Soy denen şeyin erkeklerle özdeşleşmiş bir dünyada yaşadığımızı varsayarsak çürütülebilecek tezdir soyu devam ettiren kadın değil erkektir ! ve Osmanlı soyu Osman beye dayanmaktadır ki Osman bey'in soyuda Oğuz Türklerinden gelmektedir.
basit bioloji dersi, domates tohumunu pakistandan alın ve fransız tarlasına ekin,ne elde edersiniz ürün olarak, pakistan domatesimi yoksa fransız piçi mi?
insanların yaratılmasında annenin rolü çok büyük olmakla beraber, çocuğun asıl harcı erkeğin suyuna bağlıdır. Buna göre soyun babaya isnat edilmesi, -biyolojik inşa açısından- daha uygundur.

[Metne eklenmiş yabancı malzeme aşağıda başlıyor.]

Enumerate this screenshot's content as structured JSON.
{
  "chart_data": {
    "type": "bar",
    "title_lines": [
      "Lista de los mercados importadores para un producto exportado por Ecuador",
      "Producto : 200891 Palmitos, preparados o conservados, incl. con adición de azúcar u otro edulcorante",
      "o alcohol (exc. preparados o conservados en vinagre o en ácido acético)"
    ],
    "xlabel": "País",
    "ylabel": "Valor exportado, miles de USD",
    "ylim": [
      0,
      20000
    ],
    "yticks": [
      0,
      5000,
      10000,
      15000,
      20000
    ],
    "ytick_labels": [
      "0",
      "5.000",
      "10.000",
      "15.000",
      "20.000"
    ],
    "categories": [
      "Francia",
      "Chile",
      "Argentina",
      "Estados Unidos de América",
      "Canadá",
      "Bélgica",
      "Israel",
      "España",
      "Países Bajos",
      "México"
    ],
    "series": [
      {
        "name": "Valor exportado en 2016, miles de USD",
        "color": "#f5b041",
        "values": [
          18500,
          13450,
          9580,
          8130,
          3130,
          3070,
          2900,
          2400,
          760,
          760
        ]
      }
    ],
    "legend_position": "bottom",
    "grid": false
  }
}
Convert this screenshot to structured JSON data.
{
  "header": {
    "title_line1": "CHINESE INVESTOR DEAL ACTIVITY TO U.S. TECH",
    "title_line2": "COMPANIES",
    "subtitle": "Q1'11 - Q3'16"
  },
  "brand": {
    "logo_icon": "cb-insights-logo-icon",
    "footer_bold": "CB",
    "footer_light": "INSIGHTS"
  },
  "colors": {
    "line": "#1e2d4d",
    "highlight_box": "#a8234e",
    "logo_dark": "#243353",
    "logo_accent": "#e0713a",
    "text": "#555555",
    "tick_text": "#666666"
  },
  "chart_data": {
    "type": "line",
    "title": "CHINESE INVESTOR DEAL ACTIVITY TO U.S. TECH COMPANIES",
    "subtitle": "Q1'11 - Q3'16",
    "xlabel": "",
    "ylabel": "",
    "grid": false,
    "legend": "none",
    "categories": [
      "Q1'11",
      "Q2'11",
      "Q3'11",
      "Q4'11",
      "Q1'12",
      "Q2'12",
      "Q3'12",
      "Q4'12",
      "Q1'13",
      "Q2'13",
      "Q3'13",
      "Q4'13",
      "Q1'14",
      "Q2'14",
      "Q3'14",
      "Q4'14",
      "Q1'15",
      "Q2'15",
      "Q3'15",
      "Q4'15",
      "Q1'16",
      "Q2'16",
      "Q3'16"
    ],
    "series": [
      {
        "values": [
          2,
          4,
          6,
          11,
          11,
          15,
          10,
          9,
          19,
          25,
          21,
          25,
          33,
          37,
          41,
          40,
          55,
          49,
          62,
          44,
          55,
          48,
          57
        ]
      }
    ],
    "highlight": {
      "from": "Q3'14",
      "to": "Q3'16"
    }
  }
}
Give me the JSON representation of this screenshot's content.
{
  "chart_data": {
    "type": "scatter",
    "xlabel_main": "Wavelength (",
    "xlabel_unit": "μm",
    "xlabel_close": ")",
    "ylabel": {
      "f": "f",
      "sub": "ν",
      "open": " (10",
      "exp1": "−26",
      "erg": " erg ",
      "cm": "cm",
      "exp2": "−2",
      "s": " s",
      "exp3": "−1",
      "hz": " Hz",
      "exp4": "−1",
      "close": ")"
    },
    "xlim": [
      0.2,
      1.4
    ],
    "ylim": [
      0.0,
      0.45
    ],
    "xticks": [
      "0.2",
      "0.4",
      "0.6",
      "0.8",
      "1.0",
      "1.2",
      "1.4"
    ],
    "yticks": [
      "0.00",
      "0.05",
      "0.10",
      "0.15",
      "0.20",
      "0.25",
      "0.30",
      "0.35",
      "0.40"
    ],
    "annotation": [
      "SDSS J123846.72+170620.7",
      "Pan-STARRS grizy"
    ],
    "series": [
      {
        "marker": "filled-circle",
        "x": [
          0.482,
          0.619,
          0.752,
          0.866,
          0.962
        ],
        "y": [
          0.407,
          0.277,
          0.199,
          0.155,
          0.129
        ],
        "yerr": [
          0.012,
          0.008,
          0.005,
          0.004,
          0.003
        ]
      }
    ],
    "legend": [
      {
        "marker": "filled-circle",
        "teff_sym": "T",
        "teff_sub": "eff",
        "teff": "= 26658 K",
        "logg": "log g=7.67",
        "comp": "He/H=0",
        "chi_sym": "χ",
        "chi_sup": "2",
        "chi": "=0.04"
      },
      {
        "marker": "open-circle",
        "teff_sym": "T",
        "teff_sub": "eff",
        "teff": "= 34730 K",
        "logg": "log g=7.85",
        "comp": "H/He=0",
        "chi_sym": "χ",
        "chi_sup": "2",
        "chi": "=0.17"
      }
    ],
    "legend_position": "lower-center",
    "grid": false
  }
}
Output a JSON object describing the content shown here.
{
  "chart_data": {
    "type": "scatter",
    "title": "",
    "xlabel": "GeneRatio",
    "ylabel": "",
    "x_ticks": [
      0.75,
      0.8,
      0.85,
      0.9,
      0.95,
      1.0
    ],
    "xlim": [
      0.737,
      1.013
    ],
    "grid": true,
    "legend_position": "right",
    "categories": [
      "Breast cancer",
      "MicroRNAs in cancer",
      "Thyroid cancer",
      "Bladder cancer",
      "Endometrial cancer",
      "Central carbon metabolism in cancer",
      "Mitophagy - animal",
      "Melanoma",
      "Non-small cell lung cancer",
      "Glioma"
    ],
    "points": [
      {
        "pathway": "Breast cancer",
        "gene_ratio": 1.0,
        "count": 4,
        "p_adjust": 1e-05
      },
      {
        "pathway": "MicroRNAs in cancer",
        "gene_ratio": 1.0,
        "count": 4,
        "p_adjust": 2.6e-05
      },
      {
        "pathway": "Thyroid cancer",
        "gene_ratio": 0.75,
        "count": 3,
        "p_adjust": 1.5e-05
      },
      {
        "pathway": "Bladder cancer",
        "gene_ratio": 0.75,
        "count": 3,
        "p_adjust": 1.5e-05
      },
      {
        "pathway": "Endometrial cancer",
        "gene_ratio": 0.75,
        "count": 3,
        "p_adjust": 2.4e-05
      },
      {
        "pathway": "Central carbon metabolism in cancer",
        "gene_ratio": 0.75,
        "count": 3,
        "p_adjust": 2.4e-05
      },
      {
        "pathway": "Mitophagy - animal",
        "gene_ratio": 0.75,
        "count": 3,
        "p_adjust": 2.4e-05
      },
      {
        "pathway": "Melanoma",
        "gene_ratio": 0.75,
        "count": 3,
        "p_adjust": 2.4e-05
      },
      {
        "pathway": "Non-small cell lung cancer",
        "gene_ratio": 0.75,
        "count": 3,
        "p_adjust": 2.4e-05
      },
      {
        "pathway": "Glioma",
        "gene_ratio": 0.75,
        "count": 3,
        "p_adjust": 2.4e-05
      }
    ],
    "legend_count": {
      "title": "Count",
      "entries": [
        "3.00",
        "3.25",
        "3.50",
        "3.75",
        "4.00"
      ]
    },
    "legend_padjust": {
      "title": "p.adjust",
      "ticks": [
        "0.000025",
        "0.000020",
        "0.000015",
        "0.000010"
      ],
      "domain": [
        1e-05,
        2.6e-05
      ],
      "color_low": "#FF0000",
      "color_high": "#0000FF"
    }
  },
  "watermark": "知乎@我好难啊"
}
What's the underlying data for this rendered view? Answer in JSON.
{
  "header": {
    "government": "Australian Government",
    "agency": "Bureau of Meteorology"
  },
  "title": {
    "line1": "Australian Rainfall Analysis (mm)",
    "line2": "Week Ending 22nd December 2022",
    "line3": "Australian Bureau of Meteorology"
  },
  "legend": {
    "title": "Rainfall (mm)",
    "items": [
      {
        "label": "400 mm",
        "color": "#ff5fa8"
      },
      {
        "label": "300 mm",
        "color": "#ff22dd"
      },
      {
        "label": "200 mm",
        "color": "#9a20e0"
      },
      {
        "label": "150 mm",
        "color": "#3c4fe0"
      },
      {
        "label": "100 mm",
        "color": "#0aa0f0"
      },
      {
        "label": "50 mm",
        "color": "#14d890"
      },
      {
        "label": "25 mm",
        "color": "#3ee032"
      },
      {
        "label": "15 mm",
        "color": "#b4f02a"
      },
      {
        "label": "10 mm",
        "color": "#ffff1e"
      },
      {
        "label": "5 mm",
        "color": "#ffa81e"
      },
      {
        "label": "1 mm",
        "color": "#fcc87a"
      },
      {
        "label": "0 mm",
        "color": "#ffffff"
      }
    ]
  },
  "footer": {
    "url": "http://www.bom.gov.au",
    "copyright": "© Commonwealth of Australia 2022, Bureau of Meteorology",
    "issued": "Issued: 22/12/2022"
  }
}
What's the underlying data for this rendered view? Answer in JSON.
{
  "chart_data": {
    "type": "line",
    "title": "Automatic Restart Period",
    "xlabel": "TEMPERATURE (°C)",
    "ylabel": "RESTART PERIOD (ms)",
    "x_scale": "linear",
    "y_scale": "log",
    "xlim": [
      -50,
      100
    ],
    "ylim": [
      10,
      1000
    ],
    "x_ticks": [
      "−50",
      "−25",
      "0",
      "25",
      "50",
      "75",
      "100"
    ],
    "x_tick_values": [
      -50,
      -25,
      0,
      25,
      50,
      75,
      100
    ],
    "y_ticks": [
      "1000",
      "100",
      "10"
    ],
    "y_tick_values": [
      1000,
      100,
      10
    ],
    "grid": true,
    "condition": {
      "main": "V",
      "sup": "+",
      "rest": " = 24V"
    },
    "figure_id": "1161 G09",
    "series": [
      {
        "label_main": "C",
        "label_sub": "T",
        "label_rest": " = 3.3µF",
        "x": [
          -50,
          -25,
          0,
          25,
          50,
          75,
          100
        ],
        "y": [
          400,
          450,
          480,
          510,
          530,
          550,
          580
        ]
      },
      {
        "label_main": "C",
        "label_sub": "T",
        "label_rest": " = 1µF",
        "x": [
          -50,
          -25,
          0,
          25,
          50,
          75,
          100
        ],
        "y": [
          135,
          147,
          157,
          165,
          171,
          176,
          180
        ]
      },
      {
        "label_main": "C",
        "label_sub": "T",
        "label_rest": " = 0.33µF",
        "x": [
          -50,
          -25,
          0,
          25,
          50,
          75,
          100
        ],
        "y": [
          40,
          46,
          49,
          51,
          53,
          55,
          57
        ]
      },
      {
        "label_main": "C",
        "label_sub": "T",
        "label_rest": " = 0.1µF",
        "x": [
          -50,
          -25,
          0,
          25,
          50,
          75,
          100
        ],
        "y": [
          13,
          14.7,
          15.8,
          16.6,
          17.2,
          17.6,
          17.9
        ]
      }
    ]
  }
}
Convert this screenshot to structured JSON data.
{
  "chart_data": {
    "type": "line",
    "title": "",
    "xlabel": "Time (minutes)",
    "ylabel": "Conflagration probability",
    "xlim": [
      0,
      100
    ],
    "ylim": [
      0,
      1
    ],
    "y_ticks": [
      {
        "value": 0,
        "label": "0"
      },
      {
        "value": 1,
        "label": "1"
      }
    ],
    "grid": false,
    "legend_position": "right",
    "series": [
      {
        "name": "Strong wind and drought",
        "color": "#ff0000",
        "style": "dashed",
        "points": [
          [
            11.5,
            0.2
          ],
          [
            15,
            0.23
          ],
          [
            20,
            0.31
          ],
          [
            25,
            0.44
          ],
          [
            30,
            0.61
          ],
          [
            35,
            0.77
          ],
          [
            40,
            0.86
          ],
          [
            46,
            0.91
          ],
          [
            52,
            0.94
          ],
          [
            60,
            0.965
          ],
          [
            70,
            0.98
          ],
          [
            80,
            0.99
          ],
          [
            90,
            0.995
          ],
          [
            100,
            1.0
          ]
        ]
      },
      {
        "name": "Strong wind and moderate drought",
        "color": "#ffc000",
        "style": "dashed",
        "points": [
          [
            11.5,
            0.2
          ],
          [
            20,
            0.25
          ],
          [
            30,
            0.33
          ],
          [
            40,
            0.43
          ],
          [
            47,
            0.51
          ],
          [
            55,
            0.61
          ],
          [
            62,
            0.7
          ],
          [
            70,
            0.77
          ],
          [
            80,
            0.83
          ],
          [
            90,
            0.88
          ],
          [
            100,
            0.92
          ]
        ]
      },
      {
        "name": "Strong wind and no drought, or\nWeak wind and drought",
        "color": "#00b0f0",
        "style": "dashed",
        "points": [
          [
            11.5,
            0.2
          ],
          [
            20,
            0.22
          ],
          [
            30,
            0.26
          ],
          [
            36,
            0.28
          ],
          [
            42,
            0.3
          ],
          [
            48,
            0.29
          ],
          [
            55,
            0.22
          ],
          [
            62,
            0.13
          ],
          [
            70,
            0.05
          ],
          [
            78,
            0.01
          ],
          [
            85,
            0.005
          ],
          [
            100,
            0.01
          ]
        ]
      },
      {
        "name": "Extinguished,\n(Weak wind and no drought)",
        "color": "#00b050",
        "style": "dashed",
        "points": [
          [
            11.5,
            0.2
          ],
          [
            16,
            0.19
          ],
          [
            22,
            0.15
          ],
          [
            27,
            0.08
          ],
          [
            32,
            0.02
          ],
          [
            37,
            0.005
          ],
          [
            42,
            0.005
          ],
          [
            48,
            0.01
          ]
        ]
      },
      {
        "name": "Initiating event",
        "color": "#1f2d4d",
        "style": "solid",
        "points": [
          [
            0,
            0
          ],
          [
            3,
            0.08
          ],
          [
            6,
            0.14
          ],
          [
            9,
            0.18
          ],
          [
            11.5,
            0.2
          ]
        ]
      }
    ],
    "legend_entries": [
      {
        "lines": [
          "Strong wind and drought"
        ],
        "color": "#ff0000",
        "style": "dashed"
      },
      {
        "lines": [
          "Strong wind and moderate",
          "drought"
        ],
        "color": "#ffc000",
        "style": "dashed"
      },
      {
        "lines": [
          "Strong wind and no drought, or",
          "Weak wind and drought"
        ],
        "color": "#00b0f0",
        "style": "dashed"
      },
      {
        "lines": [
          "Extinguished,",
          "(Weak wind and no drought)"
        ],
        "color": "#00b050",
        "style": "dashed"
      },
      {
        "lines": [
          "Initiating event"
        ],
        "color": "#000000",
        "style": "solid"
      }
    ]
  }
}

Kuranda ifade edildiği üzere (Bakara, 2/223), çocukların üretilmesi için anneler tarladır, erkekler ise tohumun kaynağıdır. Bir ekinde asıl üretim kaynağı tohumdur. Tohum erkeğe ait olduğuna göre, bu ürünün de ona nispet edilmesi daha uygundur.
kevser suresini örnek veren söylediği sonuca nereden? ulaştı merak konusudur.
Türklük hem ana hem de babadan geçer ve padişah eşlerinin çoğunun yabancı uyruklu oldugunu düsündügümüzde zamanla çocuklarının türk olmaktan çıktıkarı anlaşılmaktadır.
türklük sadece genlerle geçen birşey değildir türklük bir yaşam biçimidir ve kazanmak için kan bağına dahi ihtiyaç yoktur yaşadığı yerde türklerin olması ile kazanılabilir. aslında osmanlı türklüğünü ön plana çıkarmamış nedeni ise diğer ırklarında devleti sahiplenmesi ve kendini azınlık gibi hissetmemesi için olduğunu düşünüyorum ve bunuda uzun yıllar başarılı şekilde uygulamıştır.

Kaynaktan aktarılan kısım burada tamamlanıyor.